16 maja 2011

'A ja mu na to, że też trenuję...' Sławomir Lasota po wyścigu w Legionowie


   W niedzielę odbyła się kolejna edycja Mazovia MTB Maratonu. Tym razem blisko 1200 zawodników stanęło na linii startu mimo, delikatnie mówiąc, nie najlepszej pogody. Wśród nich byli zawodnicy Oxygen Cycling - Wojciech Ruziewicz i Sławomir Lasota. Pierwszy z nich po raz kolejny zanotował poprawę swojego najlepszego wyniku w karierze - w kat. open na dystansie mega był 98., a w swojej kategorii (M3) uplasował się na 36. pozycji. Natomiast Sławomir Lasota pewnie wygrał swoją kategorię (dystans giga, kat. M5), mimo nie najlepszego samopoczucia związanego ze złą pogodą. Jak widzi swój występ triumfator? Przeczytajcie sami.

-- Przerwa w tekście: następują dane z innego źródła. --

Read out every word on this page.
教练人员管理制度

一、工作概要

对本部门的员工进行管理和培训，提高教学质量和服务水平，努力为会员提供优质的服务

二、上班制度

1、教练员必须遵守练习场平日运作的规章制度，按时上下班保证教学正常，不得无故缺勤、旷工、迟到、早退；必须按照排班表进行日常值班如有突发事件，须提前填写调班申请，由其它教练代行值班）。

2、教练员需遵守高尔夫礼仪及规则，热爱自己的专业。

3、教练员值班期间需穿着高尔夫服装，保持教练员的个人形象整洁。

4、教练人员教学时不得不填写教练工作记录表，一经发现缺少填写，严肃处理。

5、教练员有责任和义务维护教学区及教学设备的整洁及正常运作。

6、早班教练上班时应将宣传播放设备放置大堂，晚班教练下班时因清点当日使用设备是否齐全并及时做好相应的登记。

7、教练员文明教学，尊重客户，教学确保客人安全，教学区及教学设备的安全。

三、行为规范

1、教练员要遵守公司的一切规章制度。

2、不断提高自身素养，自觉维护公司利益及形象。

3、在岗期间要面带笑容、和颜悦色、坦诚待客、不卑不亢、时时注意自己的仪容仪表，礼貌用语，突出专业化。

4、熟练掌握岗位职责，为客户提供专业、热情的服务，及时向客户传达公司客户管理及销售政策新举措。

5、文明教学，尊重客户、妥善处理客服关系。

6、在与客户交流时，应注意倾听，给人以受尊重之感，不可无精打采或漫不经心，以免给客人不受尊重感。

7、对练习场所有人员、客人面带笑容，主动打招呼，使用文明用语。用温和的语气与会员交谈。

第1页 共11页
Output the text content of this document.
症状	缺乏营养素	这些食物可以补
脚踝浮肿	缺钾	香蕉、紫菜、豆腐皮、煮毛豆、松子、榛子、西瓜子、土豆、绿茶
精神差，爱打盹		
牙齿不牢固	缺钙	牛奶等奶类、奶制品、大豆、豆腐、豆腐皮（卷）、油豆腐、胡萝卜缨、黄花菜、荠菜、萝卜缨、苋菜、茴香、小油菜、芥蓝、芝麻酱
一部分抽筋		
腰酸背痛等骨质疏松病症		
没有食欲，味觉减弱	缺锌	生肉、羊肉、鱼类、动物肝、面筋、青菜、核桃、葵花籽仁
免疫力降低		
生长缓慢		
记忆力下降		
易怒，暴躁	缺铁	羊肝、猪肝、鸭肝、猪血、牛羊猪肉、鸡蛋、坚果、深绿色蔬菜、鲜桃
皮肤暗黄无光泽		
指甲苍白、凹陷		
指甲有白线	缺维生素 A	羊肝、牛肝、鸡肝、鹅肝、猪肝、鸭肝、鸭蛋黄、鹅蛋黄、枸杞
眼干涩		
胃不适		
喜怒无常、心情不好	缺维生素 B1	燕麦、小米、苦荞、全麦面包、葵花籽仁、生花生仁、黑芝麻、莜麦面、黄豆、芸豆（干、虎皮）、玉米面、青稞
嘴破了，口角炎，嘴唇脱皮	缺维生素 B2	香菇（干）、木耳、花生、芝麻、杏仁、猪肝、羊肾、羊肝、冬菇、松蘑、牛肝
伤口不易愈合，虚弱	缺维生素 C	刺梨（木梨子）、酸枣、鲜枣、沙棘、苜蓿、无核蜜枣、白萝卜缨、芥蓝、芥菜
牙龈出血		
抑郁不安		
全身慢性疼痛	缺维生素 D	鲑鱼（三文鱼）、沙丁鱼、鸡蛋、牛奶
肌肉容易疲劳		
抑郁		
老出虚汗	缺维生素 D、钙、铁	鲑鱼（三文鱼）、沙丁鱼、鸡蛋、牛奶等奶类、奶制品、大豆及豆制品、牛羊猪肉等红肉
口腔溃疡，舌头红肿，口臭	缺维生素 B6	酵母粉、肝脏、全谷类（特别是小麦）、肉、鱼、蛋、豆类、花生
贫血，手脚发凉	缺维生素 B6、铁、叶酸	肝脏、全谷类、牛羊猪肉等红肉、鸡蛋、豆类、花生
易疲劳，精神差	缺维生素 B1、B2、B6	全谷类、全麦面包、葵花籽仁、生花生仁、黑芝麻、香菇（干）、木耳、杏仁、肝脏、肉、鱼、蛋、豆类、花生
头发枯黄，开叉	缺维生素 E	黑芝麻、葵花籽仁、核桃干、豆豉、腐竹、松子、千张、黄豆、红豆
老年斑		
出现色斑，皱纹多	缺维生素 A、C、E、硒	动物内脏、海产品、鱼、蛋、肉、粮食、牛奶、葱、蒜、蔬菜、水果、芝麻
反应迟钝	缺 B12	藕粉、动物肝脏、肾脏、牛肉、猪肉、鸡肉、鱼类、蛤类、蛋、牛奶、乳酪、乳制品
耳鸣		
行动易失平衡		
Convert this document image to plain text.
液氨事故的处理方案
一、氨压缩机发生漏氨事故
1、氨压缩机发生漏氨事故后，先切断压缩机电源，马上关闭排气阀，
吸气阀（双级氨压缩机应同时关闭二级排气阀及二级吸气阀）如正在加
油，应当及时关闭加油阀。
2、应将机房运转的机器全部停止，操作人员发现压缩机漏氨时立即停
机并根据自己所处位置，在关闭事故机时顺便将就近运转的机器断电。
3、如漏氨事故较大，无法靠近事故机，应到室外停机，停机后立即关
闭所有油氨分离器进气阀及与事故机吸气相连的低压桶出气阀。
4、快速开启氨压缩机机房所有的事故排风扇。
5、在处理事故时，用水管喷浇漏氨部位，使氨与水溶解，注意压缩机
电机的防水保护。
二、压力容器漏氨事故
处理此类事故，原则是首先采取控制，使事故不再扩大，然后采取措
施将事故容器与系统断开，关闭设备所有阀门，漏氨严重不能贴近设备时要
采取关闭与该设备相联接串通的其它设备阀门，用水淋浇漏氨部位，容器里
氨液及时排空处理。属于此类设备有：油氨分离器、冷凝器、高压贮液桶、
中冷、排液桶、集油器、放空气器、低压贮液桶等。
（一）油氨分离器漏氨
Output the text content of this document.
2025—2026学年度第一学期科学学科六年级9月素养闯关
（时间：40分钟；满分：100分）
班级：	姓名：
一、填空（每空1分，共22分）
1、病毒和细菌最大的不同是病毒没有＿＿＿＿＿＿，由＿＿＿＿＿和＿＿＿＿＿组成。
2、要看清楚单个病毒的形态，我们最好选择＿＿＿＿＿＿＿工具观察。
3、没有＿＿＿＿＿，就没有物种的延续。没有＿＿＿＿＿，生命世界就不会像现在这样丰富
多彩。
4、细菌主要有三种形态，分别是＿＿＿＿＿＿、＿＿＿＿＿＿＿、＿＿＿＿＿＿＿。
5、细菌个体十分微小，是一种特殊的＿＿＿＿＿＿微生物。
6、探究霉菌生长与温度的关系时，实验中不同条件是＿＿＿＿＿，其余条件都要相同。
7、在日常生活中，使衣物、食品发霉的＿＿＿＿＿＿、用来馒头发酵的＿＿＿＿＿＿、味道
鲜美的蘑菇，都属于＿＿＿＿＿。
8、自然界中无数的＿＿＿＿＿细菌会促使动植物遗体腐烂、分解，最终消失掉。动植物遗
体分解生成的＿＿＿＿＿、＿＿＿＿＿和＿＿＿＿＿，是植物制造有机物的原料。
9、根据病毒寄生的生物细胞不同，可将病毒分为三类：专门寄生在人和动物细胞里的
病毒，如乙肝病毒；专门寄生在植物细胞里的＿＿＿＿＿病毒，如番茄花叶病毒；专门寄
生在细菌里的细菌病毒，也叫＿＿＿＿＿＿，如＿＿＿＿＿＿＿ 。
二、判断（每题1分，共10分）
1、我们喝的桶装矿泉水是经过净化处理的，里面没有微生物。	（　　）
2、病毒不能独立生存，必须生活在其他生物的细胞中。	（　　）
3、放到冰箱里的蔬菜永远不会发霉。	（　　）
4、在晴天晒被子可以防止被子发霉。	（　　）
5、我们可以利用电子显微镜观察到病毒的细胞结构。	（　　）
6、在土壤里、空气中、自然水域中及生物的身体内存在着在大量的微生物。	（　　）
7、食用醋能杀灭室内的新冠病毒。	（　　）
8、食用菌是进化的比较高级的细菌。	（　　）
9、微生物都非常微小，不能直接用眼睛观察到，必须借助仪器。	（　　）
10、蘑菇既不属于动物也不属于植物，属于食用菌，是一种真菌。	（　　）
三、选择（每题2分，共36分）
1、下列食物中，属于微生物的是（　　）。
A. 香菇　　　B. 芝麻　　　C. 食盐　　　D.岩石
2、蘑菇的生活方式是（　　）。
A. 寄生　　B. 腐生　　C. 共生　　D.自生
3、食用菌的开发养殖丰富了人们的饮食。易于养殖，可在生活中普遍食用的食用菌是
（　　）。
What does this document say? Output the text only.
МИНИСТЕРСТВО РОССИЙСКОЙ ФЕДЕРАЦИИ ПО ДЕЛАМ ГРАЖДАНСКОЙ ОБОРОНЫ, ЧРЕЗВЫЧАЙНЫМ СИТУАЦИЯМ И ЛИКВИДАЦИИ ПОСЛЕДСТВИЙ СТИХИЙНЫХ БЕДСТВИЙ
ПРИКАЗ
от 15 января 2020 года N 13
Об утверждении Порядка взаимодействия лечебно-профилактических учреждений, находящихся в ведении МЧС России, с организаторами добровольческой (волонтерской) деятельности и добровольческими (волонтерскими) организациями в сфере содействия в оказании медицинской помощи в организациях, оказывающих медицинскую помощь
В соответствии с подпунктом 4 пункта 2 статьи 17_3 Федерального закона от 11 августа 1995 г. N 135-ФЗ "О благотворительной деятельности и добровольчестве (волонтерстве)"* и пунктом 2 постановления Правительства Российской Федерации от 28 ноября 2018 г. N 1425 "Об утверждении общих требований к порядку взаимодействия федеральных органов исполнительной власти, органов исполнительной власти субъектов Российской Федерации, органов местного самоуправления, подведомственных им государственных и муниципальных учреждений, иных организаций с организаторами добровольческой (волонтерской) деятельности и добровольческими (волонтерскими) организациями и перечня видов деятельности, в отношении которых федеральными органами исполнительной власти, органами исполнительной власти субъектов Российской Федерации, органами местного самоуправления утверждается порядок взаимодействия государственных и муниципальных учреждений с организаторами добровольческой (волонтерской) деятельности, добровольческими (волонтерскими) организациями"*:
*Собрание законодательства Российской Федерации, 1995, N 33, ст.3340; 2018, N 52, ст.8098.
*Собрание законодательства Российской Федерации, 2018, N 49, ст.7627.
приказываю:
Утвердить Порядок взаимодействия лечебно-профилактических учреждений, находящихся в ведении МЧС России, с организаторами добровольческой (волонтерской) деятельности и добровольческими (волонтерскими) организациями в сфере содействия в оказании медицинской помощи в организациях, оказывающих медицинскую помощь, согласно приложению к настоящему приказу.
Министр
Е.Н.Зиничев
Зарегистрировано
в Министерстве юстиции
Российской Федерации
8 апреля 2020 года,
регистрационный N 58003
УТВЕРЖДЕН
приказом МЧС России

   Aura na początku sezonu mnie nie rozpieszcza. Czwarty maraton Mazovii i znów załamanie pogody. Zapowiadany całodzienny deszcz, poważne oziębienie i dołujące ciśnienie nie nastrajają optymistycznie. Już przed startem zaczęło mżyć, ale zdecydowałem się na opony z nieagresywnym bieżnikiem – opinie były takie, że cokolwiek spadnie i tak zostanie wchłonięte przez piaszczyste podłoże. Na szczęście nie było tak przeraźliwie zimno jak w Sierpcu, więc ubrałem się lekko. 

   Trasa maratonu w dużej mierze pokrywała się z ubiegłotygodniową (Nowy Dwór/PolandBike). W trakcie jazdy rozpoznawałem charakterystyczne podjazdy i single-tracki. Było jednak znacznie więcej przewyższeń i technicznych ścieżek. Ze startu ruszyłem bardzo ostro i przez pierwsze kilometry trzymałem się w czubie II sektora. Było to niezwykle ważne, gdyż niebawem zaczęły się wąskie gardła i usadowienie się w odpowiednim miejscu nie powodowało strat do najlepszych. Mój główny konkurent – Andrzej – od początku trzymał się blisko mnie (lub ja jego), praktycznie od 8 do 58 kilometra trasy jechaliśmy razem. Po drodze zmieniała się konfiguracja grupek, w których jechaliśmy, ale my dwaj byliśmy praktycznie nierozłączni. 

   Przez dłuższy czas towarzyszył mi szef naszego teamu – Marek, który chyba zaczyna odzyskiwać formę. Na rozjazd Mega/Giga praktycznie wjechaliśmy razem. Za rozjazdem ukształtowała się niewielka grupka (5 osób), w której jechałem praktycznie do końca. Momentami zaczęło ulewnie padać, musiałem zdjąć okulary i okazało się, że nie potrafię jeździć bez nich – poczułem się jakbym siedział nie na rowerze, ale na żabie czy świni – jakbym obniżył wysokość siedziska o kilkadziesiąt centymetrów. Trochę mnie to zdołowało, bo i odczuwalna prędkość jazdy znacznie spadła. Ścieżki zaczęły się rozmywać, zrobiło się ślisko. Zacząłem żałować, że nie założyłem agresywniejszych opon. 

   Na 58 kilometrze, jadąc tuż za Andrzejem, zauważyłem, że zaczął nieco odstawać, przeskoczyłem zatem do poprzedzającej grupki i okazało się, że był to atak na pierwsze miejsce. Andrzej nie wytrzymał tempa i powoli zaczął tracić. Do mety było już blisko (organizatorzy tuż przed startem skrócili dystans z 82 na 73 km) i pozostało mi trzymać się w czteroosobowej grupce. 

   Wygrałem kategorię, w open giga byłem 28 na 93, znów uzyskałem prawo startu z I sektora – mogę być zatem zadowolony z kolejnego startu. Zadowolony jestem z wyniku, natomiast nie z samej jazdy, nie czułem takiej mocy, jak w poprzednich startach – powinienem był zaatakować znacznie wcześniej. Zdołowała mnie pogoda – wspominałem już kiedyś, że przy tak niskim ciśnieniu atmosferycznym nie mogę zmusić się do aktywnej jazdy, jadę raczej zachowawczo. Mam nadzieję, że w następnych wyścigach pogoda w końcu mnie usatysfakcjonuje – tym bardziej, że mój przeciwnik obiecał, że w Olsztynie będzie już we właściwej formie i wygra (a ja mu na to, że też trenuję…).